Commit Graph

1479 Commits

Author SHA1 Message Date
Field G. Van Zee
eac7d267a0 Unconditionally define bli_l3_thread_entry().
Details:
- Define a dummy bli_l3_thread_entry() function when multithreading is
  disabled altogether, or enabled via OpenMP. This function was
  originally necessary when multithreading is enabled via pthreads.
  By defining the function no matter the threading options given, it is
  less likely that an AppVeyor Windows build will complain due to a
  missing symbol in the DLL. (To be clear: AppVeyor was working fine
  before, but a problem may have arisen if it were switched to an
  OpenMP build.)
- Removed the prototype for bli_l3_thread_entry() from
  bli_thrcomm_pthreads.c and placed it in bli_thrcomm.h.
- Regenerated the symbols list file build/libblis-symbols.def.
2018-10-22 18:10:59 -05:00
Field G. Van Zee
4ee986f0a7 Added mixed-datatype testing to Travis CI (#271).
Details:
- Modified .travis.yml to automatically test the mixed-datatype support
  of the gemm operation, with supporting changes to common.mk, the
  top-level Makefile, and travis/do_testsuite.sh.
- Added a new pair of input files to testsuite directory with the
  '.mixed' suffix (similar to those with the '.fast' suffix) for testing
  mixed-datatype gemm.
- Updated docs/BuildSystem.md to document the new make targets
  'testblis-md' and 'checkblis-md'.
2018-10-22 14:09:44 -05:00
Field G. Van Zee
c3c6ebc9c6 Fixed thrinfo_t printing for small problems.
Details:
- Fixed a bug in the code that prints out the communicator and work ids
  from the various threads' thrinfo_t nodes. This bug manifested when
  the dimension being parallelized was not large enough such that every
  thread was assigned actual work (since the minimum amount of work is
  determined by the register blocksize in the dimension being
  parallelized). In those cases, the threads that receive no work in
  that dimension do not finish building their thrinfo_t tree, leaving
  lower-level nodes non-existent. (The bug itself was usally observed as
  a segfault when the printing code attempted to dereference all the way
  down the thrinfo_t tree.) The solution involves explicitly checking
  each node as it is dereferenced, and if at any time NULL is found, all
  subsequent communicator and work ids are set to -1.

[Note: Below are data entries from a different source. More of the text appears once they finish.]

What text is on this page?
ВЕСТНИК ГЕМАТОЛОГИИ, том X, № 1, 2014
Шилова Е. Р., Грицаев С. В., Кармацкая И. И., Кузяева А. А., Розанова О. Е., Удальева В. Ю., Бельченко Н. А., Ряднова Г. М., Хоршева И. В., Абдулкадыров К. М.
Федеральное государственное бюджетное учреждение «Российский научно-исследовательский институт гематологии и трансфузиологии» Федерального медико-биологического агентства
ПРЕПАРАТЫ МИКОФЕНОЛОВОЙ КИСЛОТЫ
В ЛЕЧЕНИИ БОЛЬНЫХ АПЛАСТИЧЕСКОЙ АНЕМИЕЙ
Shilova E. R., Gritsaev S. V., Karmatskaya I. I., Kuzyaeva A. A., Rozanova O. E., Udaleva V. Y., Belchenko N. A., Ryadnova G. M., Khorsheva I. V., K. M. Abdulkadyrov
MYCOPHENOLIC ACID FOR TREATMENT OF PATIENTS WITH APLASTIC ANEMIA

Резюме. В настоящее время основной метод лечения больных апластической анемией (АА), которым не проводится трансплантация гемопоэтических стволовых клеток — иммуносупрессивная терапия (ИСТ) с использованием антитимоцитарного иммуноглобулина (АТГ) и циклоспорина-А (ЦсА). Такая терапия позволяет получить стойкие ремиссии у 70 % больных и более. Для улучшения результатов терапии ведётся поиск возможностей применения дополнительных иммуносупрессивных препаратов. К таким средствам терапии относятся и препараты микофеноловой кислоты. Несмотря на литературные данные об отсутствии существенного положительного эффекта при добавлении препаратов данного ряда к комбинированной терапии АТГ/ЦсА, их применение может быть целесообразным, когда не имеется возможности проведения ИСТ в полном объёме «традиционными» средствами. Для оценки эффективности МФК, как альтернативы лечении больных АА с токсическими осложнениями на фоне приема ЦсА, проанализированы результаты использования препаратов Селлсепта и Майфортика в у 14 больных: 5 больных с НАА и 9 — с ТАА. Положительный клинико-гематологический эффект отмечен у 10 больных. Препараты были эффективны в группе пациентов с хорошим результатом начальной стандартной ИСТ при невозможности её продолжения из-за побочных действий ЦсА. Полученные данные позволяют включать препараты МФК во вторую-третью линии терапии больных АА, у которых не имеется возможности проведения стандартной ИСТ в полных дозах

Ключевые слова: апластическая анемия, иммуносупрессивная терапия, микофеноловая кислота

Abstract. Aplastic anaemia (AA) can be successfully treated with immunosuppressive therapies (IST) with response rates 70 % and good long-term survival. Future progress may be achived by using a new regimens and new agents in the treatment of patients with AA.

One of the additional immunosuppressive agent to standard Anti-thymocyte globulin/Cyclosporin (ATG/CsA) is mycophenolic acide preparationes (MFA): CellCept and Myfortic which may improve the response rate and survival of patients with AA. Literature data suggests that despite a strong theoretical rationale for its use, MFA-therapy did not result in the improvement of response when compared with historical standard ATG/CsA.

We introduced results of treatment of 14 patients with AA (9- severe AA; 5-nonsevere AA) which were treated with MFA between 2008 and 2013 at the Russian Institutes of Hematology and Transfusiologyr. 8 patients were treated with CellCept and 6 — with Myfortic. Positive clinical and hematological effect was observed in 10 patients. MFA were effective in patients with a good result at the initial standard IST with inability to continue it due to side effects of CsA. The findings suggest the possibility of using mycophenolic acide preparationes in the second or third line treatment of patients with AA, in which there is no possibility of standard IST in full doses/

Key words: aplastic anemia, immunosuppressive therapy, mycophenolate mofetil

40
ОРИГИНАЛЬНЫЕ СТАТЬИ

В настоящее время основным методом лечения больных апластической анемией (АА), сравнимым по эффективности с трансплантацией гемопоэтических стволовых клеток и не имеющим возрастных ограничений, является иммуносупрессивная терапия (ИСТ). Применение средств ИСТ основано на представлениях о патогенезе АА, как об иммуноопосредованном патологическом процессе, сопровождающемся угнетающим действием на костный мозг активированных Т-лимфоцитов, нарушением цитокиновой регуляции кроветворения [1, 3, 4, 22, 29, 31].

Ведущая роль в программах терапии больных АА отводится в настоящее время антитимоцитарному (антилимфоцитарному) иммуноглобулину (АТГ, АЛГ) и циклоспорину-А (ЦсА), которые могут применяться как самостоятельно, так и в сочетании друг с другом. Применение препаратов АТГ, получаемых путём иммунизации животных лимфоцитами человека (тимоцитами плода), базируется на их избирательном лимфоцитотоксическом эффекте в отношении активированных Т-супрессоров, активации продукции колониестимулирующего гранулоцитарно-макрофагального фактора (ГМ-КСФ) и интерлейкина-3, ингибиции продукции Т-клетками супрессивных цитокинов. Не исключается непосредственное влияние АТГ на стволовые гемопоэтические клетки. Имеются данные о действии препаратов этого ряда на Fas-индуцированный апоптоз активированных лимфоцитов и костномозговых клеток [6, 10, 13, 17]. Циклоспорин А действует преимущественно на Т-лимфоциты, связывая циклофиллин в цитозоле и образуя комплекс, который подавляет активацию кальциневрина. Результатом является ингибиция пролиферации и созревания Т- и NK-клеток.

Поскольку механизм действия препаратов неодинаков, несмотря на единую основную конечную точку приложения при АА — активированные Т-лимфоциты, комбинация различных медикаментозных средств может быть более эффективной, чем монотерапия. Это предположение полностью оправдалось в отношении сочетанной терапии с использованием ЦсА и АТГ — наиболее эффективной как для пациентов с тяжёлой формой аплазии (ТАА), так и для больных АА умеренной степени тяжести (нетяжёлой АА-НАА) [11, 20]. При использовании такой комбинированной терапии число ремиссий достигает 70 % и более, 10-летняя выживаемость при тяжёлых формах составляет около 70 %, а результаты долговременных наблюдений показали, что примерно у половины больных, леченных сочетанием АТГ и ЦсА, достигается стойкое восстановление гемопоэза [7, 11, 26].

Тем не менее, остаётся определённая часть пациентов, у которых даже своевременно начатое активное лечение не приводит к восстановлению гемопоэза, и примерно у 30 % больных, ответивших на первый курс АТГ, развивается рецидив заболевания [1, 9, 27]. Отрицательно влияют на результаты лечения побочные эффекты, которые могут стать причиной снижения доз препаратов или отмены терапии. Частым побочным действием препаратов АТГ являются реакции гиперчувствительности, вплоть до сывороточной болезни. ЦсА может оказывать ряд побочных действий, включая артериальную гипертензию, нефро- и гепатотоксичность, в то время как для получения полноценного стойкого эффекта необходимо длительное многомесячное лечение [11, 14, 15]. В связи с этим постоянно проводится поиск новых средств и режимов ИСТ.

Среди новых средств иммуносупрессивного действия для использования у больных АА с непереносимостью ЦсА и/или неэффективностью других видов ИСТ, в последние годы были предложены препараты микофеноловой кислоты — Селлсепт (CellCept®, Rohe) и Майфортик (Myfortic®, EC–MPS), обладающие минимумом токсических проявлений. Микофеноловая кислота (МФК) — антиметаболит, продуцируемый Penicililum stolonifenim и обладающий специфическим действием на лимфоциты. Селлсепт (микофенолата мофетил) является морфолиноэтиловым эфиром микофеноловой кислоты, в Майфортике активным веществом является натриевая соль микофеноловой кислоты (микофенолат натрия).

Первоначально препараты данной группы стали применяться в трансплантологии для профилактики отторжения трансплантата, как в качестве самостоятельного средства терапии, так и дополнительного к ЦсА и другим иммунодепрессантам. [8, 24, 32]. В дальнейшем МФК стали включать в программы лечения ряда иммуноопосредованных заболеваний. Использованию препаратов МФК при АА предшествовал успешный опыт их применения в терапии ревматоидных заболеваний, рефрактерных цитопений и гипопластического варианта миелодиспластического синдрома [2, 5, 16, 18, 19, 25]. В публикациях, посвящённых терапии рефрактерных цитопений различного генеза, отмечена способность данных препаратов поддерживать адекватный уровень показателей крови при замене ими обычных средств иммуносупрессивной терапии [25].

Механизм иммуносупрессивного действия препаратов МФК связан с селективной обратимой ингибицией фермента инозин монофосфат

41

2018-10-21 18:48:54 -05:00
Field G. Van Zee
73a222c0d9 Minor edits to 'configure --help' text. 2018-10-20 14:13:04 -05:00
Field G. Van Zee
14f3d5e6df Refresh libblis-symbols.def post-merge 090e4f0. 2018-10-19 20:39:35 -05:00
Field G. Van Zee
090e4f08fc Merge branch 'master' into dev 2018-10-19 18:41:10 -05:00
Field G. Van Zee
0854e880b0 Merge pull request #261 from flame/win-pthreads
Implement missing pthreads function on Windows
2018-10-19 18:05:00 -05:00
Field G. Van Zee
c9be5889fb Added "Known issues" section to Multithreading.md.
Details:
- Added known issues section to Multithreading.md.
- Trivial changes to MixedDatatypes.md, Sandboxes.md.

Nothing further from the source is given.